ANN BAILEY: January means wrestling with concession stand food
Ah, January, a time for a fresh start and work on that New Year’s resolutions list. With the holidays in the rear view mirror, tackling the one about eating healthier and getting more exercise should be one of the simpler ones to accomplish, right? Not really.By: Ann Bailey, Grand Forks Herald
Ah, January, a time for a fresh start and work on that New Year’s resolutions list. With the holidays in the rear view mirror, tackling the one about eating healthier and getting more exercise should be one of the simpler ones to accomplish, right?
Not really.
While avoiding treats, fast food and sitting may have been relatively easy in the days before I had two sons participating in sports, that’s not the reality anymore. While they are burning off calories competing on the field or mat. I am putting them on along the sidelines or in the bleachers.
While, food is available at all of the sporting events my sons participate in, I find that concessions at the wrestling meets and tournaments really derail my eating-healthier, doing-more-exercise plan. That’s probably because during wrestling season I am confined to the indoors and spend most of my time sitting. At their track meets and baseball and football games, at least I can pace back and forth to burn off a few calories.
Choices
I’m not faulting the groups sponsoring the concessions at wrestling events because they do provide some nutritious choices such as bananas, apples, baby carrots, etc. I just find the pizza, taco-in-a-bag and super nachos hard to resist. After consuming one of the latter group as a main course, it seems appropriate for me to cap it off with some form of chocolate, whether it be in the form of delicious home-baked treats, such as cupcakes, bars or cookies, or candy. Then, of course, I need a soda to wash it all down.
Because there are several all-day Saturday wrestling tournaments, there’s also ample opportunity to snack on popcorn. I do walk by the salt shaker, which makes me feel a little bit virtuous.
Comfort food
I think that besides tasting good, the foods I consume at the tournaments give me comfort. I am finding that as my sons get older, it’s getting harder, not easier to watch them wrestle. On wrestling days, my stomach gets tied up in knots early in the morning and remains that way throughout the afternoon and into the evening.

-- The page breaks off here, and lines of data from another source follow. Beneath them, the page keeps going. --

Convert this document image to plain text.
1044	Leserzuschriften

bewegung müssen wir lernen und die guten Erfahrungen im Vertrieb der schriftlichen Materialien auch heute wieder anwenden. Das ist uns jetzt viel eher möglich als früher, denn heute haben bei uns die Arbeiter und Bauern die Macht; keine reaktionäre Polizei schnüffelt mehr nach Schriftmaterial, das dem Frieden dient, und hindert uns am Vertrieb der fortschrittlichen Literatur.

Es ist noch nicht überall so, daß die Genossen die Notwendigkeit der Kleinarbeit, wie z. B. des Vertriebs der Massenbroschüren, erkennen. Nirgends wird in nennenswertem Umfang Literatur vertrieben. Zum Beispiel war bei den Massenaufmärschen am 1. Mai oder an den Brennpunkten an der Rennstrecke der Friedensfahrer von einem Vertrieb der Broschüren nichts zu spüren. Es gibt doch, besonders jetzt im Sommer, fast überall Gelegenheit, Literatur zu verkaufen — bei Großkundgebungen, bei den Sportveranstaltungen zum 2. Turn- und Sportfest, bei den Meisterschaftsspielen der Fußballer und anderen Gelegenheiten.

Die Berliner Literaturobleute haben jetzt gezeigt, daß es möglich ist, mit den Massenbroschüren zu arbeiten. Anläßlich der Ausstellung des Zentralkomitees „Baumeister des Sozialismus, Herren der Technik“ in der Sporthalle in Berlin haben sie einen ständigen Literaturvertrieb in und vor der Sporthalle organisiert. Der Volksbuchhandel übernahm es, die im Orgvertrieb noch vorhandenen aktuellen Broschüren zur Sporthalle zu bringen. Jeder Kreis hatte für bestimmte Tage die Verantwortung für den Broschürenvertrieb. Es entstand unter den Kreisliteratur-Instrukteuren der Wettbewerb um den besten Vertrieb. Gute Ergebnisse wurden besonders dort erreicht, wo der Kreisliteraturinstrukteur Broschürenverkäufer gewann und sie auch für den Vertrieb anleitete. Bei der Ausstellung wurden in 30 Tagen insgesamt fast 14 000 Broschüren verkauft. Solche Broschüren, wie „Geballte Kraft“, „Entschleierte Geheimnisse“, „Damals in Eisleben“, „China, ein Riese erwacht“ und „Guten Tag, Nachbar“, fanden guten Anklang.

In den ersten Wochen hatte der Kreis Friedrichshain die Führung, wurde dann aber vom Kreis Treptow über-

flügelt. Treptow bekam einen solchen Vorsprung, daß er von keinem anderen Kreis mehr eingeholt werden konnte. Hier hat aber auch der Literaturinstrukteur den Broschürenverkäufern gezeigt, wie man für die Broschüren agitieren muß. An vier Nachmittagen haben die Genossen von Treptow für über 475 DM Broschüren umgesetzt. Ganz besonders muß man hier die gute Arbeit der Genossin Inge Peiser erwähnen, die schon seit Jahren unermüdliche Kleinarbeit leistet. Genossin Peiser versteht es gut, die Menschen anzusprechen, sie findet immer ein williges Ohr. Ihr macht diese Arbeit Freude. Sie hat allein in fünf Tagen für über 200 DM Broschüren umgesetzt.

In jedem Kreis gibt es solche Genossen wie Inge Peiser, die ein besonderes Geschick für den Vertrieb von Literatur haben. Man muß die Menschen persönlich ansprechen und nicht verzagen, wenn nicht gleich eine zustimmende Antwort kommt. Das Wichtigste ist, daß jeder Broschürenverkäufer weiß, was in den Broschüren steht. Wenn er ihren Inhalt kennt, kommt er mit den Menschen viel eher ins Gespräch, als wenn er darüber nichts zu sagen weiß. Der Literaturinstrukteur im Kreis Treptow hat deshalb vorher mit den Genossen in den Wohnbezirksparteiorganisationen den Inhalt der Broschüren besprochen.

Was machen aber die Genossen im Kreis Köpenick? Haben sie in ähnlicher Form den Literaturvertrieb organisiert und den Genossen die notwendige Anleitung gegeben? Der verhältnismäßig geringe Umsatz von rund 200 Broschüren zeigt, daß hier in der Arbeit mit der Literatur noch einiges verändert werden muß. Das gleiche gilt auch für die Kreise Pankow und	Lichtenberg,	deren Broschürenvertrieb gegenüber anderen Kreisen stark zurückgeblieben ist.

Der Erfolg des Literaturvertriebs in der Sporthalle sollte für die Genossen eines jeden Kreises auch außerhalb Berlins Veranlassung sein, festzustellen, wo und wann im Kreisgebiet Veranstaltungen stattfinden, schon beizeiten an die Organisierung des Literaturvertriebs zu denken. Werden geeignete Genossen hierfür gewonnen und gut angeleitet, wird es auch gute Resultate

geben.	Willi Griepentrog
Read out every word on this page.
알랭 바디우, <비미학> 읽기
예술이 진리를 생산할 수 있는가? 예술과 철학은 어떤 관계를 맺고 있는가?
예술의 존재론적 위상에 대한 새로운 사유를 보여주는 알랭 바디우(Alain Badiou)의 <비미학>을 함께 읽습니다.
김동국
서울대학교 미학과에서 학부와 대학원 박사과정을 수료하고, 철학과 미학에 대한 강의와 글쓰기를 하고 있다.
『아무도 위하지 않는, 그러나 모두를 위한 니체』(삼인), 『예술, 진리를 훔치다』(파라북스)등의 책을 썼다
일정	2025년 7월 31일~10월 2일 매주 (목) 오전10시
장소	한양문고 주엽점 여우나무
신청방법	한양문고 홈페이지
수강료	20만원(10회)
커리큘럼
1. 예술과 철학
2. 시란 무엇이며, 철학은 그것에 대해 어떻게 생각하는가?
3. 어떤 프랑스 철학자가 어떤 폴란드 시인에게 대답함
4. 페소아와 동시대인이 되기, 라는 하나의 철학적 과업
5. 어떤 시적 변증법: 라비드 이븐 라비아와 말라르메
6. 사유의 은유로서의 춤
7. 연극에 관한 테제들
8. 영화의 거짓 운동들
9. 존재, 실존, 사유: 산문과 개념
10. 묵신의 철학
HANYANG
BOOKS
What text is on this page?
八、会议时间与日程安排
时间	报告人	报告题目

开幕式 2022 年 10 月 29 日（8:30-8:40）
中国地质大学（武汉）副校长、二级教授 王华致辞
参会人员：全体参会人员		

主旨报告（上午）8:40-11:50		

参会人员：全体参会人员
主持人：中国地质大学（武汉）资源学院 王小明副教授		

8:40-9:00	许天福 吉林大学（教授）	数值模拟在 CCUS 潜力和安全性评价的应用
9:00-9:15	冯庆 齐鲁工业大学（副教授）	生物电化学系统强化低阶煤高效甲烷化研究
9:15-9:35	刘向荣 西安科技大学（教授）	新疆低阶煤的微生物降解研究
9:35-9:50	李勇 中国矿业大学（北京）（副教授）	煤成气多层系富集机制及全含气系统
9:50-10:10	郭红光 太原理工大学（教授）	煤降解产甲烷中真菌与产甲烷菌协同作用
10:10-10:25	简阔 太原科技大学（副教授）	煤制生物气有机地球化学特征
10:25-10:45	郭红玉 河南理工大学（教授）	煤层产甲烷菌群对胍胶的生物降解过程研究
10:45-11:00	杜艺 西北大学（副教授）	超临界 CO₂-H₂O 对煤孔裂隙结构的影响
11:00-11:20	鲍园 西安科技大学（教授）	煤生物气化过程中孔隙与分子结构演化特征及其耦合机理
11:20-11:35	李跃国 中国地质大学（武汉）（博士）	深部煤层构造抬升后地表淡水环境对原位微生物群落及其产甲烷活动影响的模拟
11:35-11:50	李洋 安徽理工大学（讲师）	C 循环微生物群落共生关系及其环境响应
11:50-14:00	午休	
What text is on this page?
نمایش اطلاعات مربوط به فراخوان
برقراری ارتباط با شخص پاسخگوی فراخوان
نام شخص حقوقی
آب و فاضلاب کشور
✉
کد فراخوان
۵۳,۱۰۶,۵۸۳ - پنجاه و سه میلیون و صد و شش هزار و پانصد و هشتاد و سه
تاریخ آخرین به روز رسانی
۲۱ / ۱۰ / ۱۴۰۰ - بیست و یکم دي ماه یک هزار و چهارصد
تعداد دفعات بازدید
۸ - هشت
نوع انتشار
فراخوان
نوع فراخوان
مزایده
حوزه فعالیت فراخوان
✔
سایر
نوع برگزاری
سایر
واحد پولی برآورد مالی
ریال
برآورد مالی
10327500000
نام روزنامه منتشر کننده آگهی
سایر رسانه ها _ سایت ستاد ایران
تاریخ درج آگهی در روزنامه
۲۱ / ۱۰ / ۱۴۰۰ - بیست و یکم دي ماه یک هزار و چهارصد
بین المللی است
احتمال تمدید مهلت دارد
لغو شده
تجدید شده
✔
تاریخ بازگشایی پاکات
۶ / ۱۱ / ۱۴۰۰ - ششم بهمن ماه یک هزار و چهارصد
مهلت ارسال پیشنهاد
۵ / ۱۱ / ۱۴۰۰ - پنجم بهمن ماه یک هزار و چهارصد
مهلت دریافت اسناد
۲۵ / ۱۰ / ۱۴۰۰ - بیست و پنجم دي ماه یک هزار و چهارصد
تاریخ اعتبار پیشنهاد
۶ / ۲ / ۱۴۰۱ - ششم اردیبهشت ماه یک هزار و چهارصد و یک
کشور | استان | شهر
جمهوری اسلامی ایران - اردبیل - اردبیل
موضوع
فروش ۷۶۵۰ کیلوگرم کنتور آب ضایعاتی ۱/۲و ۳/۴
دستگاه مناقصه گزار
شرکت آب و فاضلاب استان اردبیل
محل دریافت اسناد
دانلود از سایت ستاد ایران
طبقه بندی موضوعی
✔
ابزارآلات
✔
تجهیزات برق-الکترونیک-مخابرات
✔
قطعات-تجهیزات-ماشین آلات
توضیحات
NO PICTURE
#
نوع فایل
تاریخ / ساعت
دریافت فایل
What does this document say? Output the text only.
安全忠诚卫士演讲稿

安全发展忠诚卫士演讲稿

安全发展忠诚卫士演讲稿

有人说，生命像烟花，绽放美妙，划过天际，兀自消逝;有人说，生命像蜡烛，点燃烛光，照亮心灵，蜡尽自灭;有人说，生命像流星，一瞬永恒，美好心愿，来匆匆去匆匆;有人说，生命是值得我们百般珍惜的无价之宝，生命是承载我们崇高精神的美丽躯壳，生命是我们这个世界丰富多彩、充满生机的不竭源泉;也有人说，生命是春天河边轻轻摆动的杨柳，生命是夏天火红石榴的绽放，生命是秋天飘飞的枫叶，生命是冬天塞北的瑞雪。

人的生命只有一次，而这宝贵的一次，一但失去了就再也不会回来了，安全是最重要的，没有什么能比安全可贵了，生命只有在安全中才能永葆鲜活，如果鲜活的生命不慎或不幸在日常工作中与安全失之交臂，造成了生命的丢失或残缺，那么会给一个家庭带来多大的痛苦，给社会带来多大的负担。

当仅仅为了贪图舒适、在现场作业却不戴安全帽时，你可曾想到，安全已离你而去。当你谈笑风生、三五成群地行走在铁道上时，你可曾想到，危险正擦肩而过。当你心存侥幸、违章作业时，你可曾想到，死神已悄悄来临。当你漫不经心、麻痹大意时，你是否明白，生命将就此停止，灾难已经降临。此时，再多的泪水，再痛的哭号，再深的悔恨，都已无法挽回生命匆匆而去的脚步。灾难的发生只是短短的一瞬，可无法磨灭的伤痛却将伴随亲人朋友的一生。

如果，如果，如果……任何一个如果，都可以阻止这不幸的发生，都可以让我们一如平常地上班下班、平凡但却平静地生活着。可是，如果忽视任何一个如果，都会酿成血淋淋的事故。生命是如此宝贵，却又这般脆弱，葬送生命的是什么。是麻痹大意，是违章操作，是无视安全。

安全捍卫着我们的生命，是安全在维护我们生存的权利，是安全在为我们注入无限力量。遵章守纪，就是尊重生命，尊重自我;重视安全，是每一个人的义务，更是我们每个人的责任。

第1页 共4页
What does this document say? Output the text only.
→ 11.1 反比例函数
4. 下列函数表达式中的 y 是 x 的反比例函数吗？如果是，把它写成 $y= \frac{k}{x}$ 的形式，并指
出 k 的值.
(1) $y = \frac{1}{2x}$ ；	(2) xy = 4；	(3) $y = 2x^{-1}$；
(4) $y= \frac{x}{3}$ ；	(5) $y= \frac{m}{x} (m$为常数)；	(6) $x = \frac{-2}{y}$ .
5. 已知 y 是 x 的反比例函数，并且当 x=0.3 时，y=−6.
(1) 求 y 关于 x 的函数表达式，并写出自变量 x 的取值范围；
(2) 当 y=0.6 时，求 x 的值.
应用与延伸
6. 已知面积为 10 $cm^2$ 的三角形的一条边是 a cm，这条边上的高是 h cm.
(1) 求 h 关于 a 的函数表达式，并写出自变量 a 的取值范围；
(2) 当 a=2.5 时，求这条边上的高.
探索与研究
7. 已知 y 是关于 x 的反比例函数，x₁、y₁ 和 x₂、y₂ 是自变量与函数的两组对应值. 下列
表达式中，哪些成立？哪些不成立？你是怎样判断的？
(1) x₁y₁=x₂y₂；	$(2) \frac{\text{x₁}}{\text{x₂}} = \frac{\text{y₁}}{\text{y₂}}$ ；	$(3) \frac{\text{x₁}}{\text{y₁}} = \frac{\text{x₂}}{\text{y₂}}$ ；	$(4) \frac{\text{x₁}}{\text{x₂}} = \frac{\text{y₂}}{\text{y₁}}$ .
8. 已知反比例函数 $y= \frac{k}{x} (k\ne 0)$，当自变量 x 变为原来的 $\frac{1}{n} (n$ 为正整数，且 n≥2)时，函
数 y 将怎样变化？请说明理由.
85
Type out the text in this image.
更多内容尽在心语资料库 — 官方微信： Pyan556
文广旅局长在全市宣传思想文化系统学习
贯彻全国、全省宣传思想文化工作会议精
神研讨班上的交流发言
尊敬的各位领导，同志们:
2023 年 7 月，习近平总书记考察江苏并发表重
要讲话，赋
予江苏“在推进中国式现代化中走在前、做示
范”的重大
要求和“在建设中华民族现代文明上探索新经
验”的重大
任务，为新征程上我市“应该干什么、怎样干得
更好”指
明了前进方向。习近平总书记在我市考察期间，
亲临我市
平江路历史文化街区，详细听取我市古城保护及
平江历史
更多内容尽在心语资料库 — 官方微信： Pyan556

While I am not a vocal wrestling mom and it may be hard to tell on the outside how I anxious I become during my sons’ matches, on the inside I am agonizing. Doing something with my hands, such as popping food into my mouth is my alternative to clenching my fists and digging my fingernails into my palms.
I know that I could avoid the healthy eating landmines if I used more will power and chose from the healthy foods that are available. I also know that I could bring my own lunch and save both cash and calories.
But I do neither and accept the fact that I may weigh a little more by the end of the wrestling season than I did when I started. That doesn’t mean that I’ve given up on my better-eating, more exercise New Year’s resolution, it just means I’ve postponed it until late February when the wrestling season is over. I should be able to stick to it — until the track season commences in a couple of months.